It's just about 3AM and I swear that I'm in hell. I haven't even gotten through half of the material and I just cannot stop throwing up. I'm not keeping anything down, not even water or coffee. I've lost count of how many times I've been sick in the past two days, and I have lost track of my intakes and outputs because I frankly just have no idea. I feel terrible. I wish my roommate was here. She's the only one that can help me when I'm like this. I tried talking to the bf but he just doesn't get it and says that everything always works out for me in the end. That's just because he doesn't see how much freaking blood and sweat has to be drained from me to allow for this to all fall together. He thinks that it just happens magically. He doesn't want me to talk about my stress, he doesn't want to hear about it, he doesn't want to know about all my "cabeza issues". He asks sometimes, but he doesn't actually want to know. I support him through his most stressful life events but, when it's my turn, I'm just too much so he stops answering or just goes to bed. I know that it's terrible for me to say this, but I'm kind of relieved that he's gone home for Spring Break. I won't be seeing him for at least a week and a half, and I just really need that break and that distance. I can't deal with him constantly trying to impose himself on me. I just can't. And I can't deal with trying to say no to him and failing miserably. I need to focus, and he doesn't get or respect that, so thank God that he isn't here. I know. I'm a terrible person.

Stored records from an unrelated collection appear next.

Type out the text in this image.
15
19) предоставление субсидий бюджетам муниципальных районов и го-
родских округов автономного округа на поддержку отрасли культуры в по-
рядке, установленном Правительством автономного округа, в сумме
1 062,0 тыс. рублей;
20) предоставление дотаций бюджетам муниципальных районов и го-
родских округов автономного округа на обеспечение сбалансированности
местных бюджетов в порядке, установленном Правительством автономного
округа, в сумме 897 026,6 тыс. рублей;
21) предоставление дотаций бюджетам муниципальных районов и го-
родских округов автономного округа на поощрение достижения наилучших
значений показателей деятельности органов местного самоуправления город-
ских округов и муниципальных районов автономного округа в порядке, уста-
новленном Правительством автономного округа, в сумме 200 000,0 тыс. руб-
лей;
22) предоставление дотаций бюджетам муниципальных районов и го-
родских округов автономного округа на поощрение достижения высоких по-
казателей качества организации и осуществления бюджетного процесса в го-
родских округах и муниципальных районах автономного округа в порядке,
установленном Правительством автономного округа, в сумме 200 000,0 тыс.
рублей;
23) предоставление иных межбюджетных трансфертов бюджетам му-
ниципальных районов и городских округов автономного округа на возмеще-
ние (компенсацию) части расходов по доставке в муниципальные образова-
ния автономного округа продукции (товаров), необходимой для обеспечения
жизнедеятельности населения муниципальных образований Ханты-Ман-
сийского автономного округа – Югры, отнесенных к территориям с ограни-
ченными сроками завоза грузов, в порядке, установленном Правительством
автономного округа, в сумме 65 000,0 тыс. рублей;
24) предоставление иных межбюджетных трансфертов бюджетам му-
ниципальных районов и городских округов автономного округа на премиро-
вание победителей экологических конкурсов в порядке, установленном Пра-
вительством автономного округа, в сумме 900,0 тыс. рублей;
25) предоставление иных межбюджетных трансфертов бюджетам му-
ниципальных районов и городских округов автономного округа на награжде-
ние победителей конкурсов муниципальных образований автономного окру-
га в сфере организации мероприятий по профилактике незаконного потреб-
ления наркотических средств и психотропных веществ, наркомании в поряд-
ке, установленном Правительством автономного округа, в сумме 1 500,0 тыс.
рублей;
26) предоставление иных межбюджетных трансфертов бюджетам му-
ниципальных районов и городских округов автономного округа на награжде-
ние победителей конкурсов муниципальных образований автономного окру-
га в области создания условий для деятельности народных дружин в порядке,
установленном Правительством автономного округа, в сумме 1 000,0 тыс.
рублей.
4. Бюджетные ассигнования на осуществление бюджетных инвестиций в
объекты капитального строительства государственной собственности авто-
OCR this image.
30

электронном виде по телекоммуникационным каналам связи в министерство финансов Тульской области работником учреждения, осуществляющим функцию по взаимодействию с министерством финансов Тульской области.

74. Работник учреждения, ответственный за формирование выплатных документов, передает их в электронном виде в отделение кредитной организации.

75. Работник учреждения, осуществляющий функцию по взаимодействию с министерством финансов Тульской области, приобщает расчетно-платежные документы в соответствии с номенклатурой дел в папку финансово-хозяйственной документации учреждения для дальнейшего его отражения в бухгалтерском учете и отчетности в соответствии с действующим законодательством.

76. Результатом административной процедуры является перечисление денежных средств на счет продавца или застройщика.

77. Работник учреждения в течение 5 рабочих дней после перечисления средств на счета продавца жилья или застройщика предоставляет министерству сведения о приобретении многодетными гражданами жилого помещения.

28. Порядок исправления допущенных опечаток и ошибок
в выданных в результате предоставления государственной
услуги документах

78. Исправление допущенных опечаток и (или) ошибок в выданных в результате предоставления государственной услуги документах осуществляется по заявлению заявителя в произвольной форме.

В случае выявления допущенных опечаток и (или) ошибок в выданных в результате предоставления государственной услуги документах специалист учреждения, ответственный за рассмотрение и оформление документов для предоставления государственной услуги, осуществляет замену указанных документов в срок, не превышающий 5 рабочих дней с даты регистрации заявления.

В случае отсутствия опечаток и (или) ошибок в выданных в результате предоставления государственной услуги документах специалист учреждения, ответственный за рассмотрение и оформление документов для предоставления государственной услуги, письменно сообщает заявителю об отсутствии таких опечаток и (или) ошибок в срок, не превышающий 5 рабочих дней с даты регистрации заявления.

I'm just sinking right now. I hear everyone partying outside (it's a city-wide all-nighter tonight, where bars and restaurants and theaters and clubs are staying open all night long). When's the last time that I went out partying? When's the last time that I've even WANTED to go out partying? I just want to hide. All the time. I want to hide my body, I want to hide my fat, I want to hide my misery. I have no right sharing any of it with the outside world. I had to take the subway and the bus home before, and I couldn't stand looking at my reflection in the glass. I couldn't stand the sight of me. I couldn't stand other people's eyes on me. I know that this is getting bad, that I just want to be home all the time. I don't see the point of leaving my house. I seem to have cut my old friends out of my life. They don't even bother inviting me to things anymore because they know that I'll say no or invent some excuse. I don't want to go out, I don't want to be seen, I don't want to have to fake a smile or a laugh or make small talk. It's too exhausting and I can't do it anymore. I supported all my friends for so long, I was everyone's mother for so many years, I was everyone's "3AM" person to call, but I just can't do it anymore. Where are my "3AMs"? I don't even want their help or support because I'm too ashamed of who I've become. They wouldn't recognize me. I don't even recognize myself. So I just want to hide in my freezing apartment and not have to share how much I hate myself with the outside world. I know that I sound crazy. I swear that I'm not though. I just know how terrible a person I am inside, how much negativity I have accumulated, and I don't want to spread it like some sort of disease.
I think my face is starting to look a bit thinner. I just want my eyes to sink in and my cheeks to hollow out so that at least I can look as sick as I feel inside. I don't know if I'm just hallucinating it though, because the rest of me is still just as fat. I'm so tired. I want the world to see how tired I am so that everyone will know to leave me alone. Maybe if they see how broken I am, I won't have to fake anything or try to explain. My face will be enough.
Have to go back to studying beautiful bones and muscles and tendons and ligaments. I just wish I was thin enough to feel them all perfectly on myself, my very own living anatomy to study.
Good night. It'll be a long one for me.